The sporting goods segment has been undergoing consolidation following a string of bankruptcies, including Sports Authority, Sports Chalet, and Eastern Mountain Sports. Cabela's is in the process of being acquired by Bass Pro Shops.

Camping World trades at just 12 times earnings and 15 times estimates, and a deeply discounted 9 times free cash flow. With a very modest dividend that currently yields 1%, the RV leader is primed for an ambitious period of growth.

A biotech that even value investors can learn to love

Brian Feroldi (Jazz Pharmacetuicals): The vast majority of biotech companies are unprofitable, which is a big reason that most value investors avoid the sector like the plague. However, Jazz Pharmaceuticals isn't your typical biotech stock. This company is highly profitable, holds lots of growth potential, and trades at a discounted valuation. That's a combination most value investors dream about.

While Jazz has a few drugs on the market, its cash cow is the sleep disorder treatment Xyrem. Xyrem's sales continue to grow at double-digit percentage rates, and the company just announced a deal with a generic drug maker that should help to protect Xyrem's profits for several years.

Like any good biotech, Jazz's long-term growth potential is all about its pipeline. Thankfully, it has a number of intriguing late-stage drug candidates in development. These include several candidates to complement its core sleep franchise, among them compounds currently known simply as JZP-110, JZP-258, and JZP-507. There's also Vyxeos, a hopeful treatment for acute myeloid leukemia (AML).

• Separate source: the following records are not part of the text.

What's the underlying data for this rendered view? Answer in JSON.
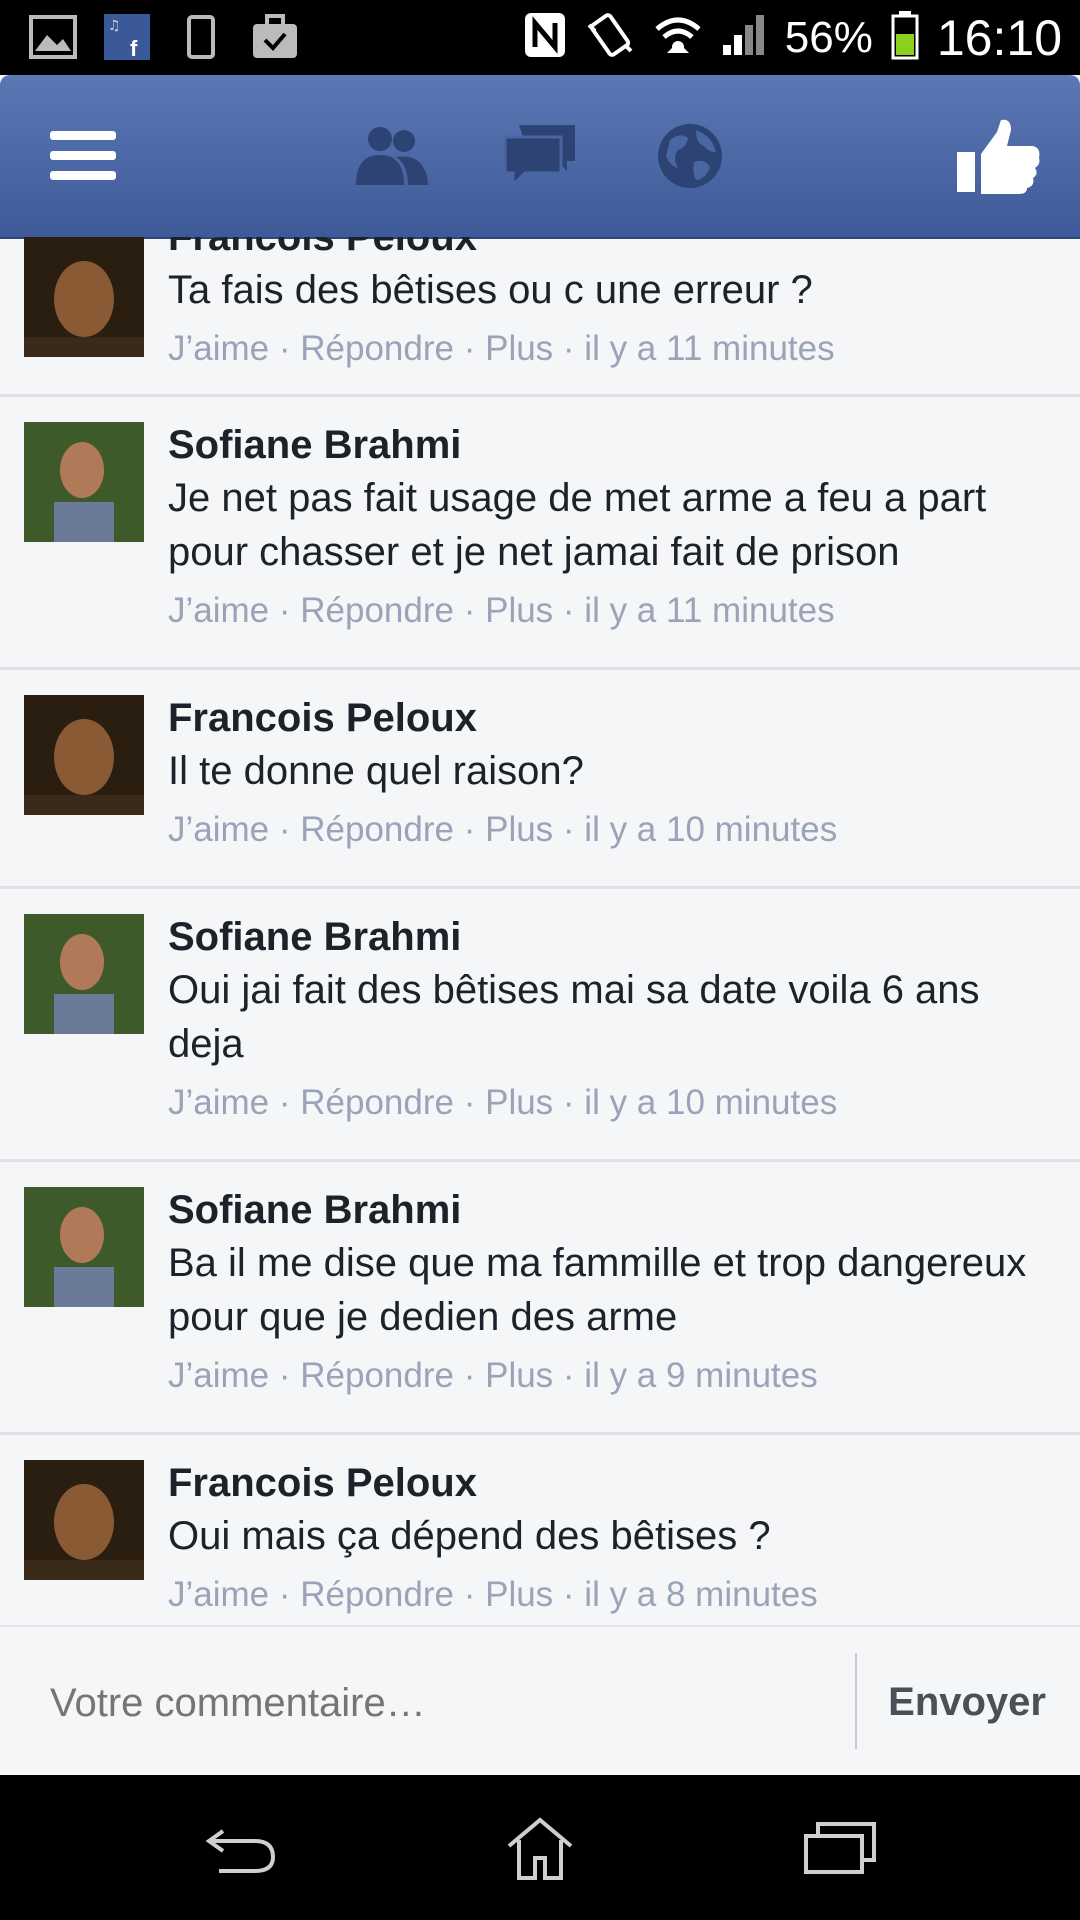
{
  "status_bar": {
    "battery": "56%",
    "time": "16:10",
    "left_icons": [
      "gallery-icon",
      "facebook-music-icon",
      "phone-device-icon",
      "briefcase-icon"
    ],
    "right_icons": [
      "nfc-icon",
      "vibrate-icon",
      "wifi-icon",
      "signal-icon",
      "battery-icon"
    ]
  },
  "app_bar": {
    "icons": [
      "menu-icon",
      "friends-icon",
      "messages-icon",
      "globe-icon",
      "like-icon"
    ],
    "colors": {
      "top": "#5b78b5",
      "bottom": "#3e5a98",
      "icon": "#2d4373",
      "icon_white": "#ffffff"
    }
  },
  "comments": [
    {
      "author": "Francois Peloux",
      "text": "Ta fais des bêtises ou c une erreur ?",
      "like": "J’aime",
      "reply": "Répondre",
      "more": "Plus",
      "time": "il y a 11 minutes"
    },
    {
      "author": "Sofiane Brahmi",
      "text": "Je net pas fait usage de met arme a feu a part pour chasser et je net jamai fait de prison",
      "like": "J’aime",
      "reply": "Répondre",
      "more": "Plus",
      "time": "il y a 11 minutes"
    },
    {
      "author": "Francois Peloux",
      "text": "Il te donne quel raison?",
      "like": "J’aime",
      "reply": "Répondre",
      "more": "Plus",
      "time": "il y a 10 minutes"
    },
    {
      "author": "Sofiane Brahmi",
      "text": "Oui jai fait des bêtises mai sa date voila 6 ans deja",
      "like": "J’aime",
      "reply": "Répondre",
      "more": "Plus",
      "time": "il y a 10 minutes"
    },
    {
      "author": "Sofiane Brahmi",
      "text": "Ba il me dise que ma fammille et trop dangereux pour que je dedien des arme",
      "like": "J’aime",
      "reply": "Répondre",
      "more": "Plus",
      "time": "il y a 9 minutes"
    },
    {
      "author": "Francois Peloux",
      "text": "Oui mais ça dépend des bêtises ?",
      "like": "J’aime",
      "reply": "Répondre",
      "more": "Plus",
      "time": "il y a 8 minutes"
    }
  ],
  "composer": {
    "placeholder": "Votre commentaire…",
    "send_label": "Envoyer"
  },
  "nav_bar": {
    "icons": [
      "back-icon",
      "home-icon",
      "recent-apps-icon"
    ]
  }
}
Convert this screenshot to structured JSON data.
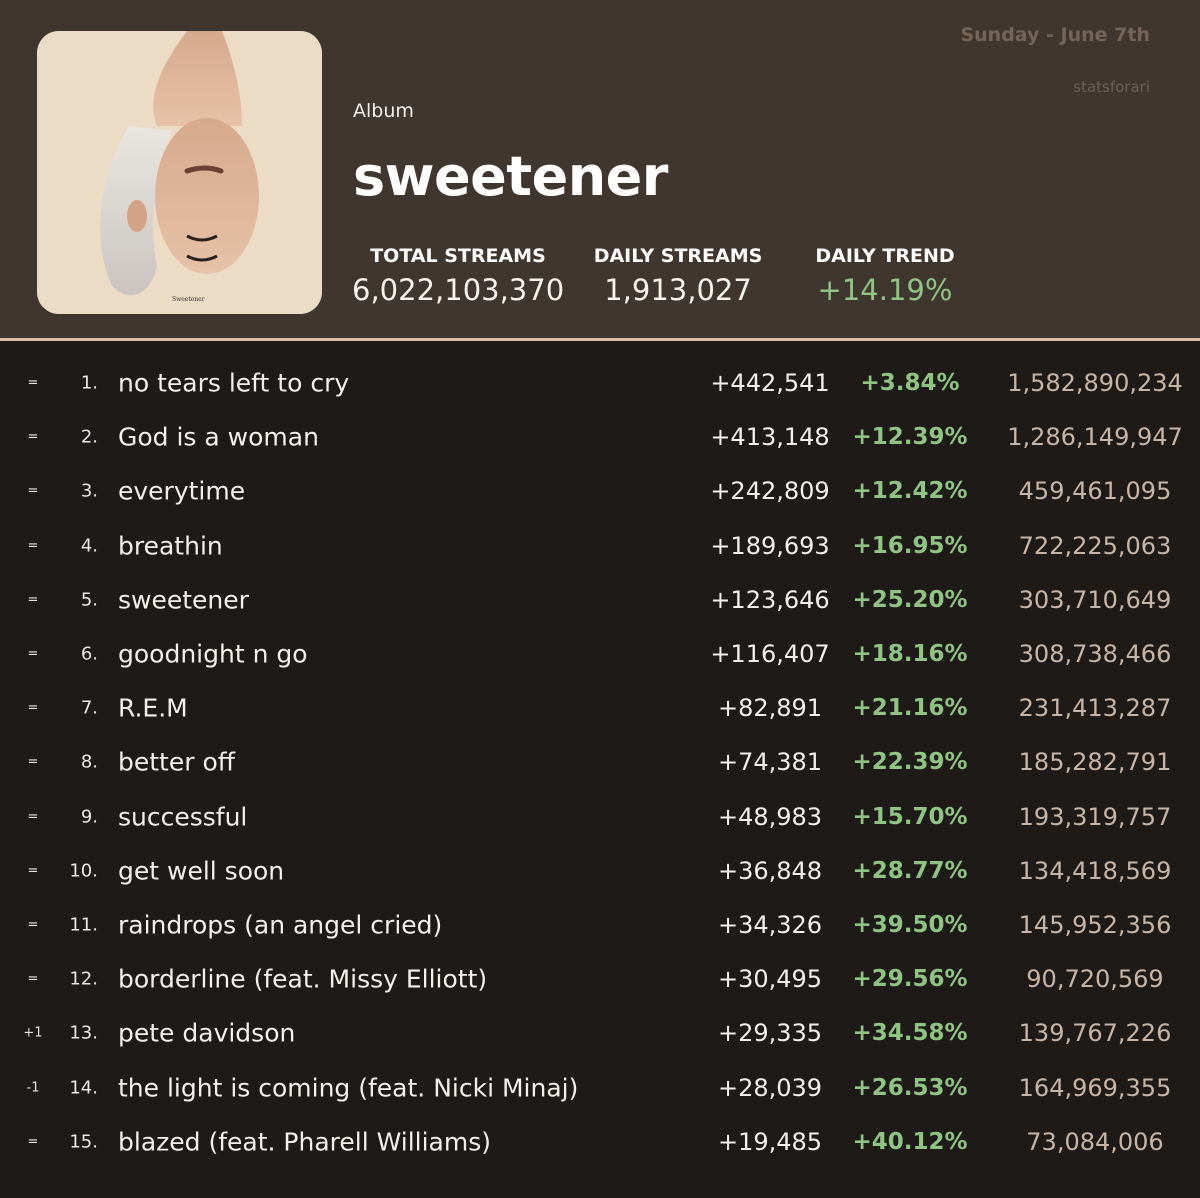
{
  "header": {
    "date": "Sunday - June 7th",
    "handle": "statsforari",
    "album_kind": "Album",
    "album_title": "sweetener",
    "stats": [
      {
        "label": "TOTAL STREAMS",
        "value": "6,022,103,370"
      },
      {
        "label": "DAILY STREAMS",
        "value": "1,913,027"
      },
      {
        "label": "DAILY TREND",
        "value": "+14.19%"
      }
    ]
  },
  "cover": {
    "caption": "Sweetener"
  },
  "colors": {
    "accent_green": "#8fc482",
    "header_bg": "#3f3630",
    "body_bg": "#1e1a17",
    "divider": "#d7c0ad"
  },
  "tracks": [
    {
      "move": "=",
      "rank": "1.",
      "title": "no tears left to cry",
      "daily": "+442,541",
      "pct": "+3.84%",
      "total": "1,582,890,234"
    },
    {
      "move": "=",
      "rank": "2.",
      "title": "God is a woman",
      "daily": "+413,148",
      "pct": "+12.39%",
      "total": "1,286,149,947"
    },
    {
      "move": "=",
      "rank": "3.",
      "title": "everytime",
      "daily": "+242,809",
      "pct": "+12.42%",
      "total": "459,461,095"
    },
    {
      "move": "=",
      "rank": "4.",
      "title": "breathin",
      "daily": "+189,693",
      "pct": "+16.95%",
      "total": "722,225,063"
    },
    {
      "move": "=",
      "rank": "5.",
      "title": "sweetener",
      "daily": "+123,646",
      "pct": "+25.20%",
      "total": "303,710,649"
    },
    {
      "move": "=",
      "rank": "6.",
      "title": "goodnight n go",
      "daily": "+116,407",
      "pct": "+18.16%",
      "total": "308,738,466"
    },
    {
      "move": "=",
      "rank": "7.",
      "title": "R.E.M",
      "daily": "+82,891",
      "pct": "+21.16%",
      "total": "231,413,287"
    },
    {
      "move": "=",
      "rank": "8.",
      "title": "better off",
      "daily": "+74,381",
      "pct": "+22.39%",
      "total": "185,282,791"
    },
    {
      "move": "=",
      "rank": "9.",
      "title": "successful",
      "daily": "+48,983",
      "pct": "+15.70%",
      "total": "193,319,757"
    },
    {
      "move": "=",
      "rank": "10.",
      "title": "get well soon",
      "daily": "+36,848",
      "pct": "+28.77%",
      "total": "134,418,569"
    },
    {
      "move": "=",
      "rank": "11.",
      "title": "raindrops (an angel cried)",
      "daily": "+34,326",
      "pct": "+39.50%",
      "total": "145,952,356"
    },
    {
      "move": "=",
      "rank": "12.",
      "title": "borderline (feat. Missy Elliott)",
      "daily": "+30,495",
      "pct": "+29.56%",
      "total": "90,720,569"
    },
    {
      "move": "+1",
      "rank": "13.",
      "title": "pete davidson",
      "daily": "+29,335",
      "pct": "+34.58%",
      "total": "139,767,226"
    },
    {
      "move": "-1",
      "rank": "14.",
      "title": "the light is coming (feat. Nicki Minaj)",
      "daily": "+28,039",
      "pct": "+26.53%",
      "total": "164,969,355"
    },
    {
      "move": "=",
      "rank": "15.",
      "title": "blazed (feat. Pharell Williams)",
      "daily": "+19,485",
      "pct": "+40.12%",
      "total": "73,084,006"
    }
  ]
}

Several of these drugs promise nine-figure annual sales potential and a few of them could be on the market within the next 24 months.

Between its already-approved products and its late-stage pipeline, Wall Street expects Jazz's EPS to grow by more than 17% annually over the next five years. Despite that potential, Jazz's shares are currently trading for less than 12 times next year's earnings estimates, due to fears of regulatory failure and encroaching generic competition. While those risks shouldn't be ignored, I think that Jazz's upside potential and cheap valuation make it an ideal stock for ambitious investors to get to know.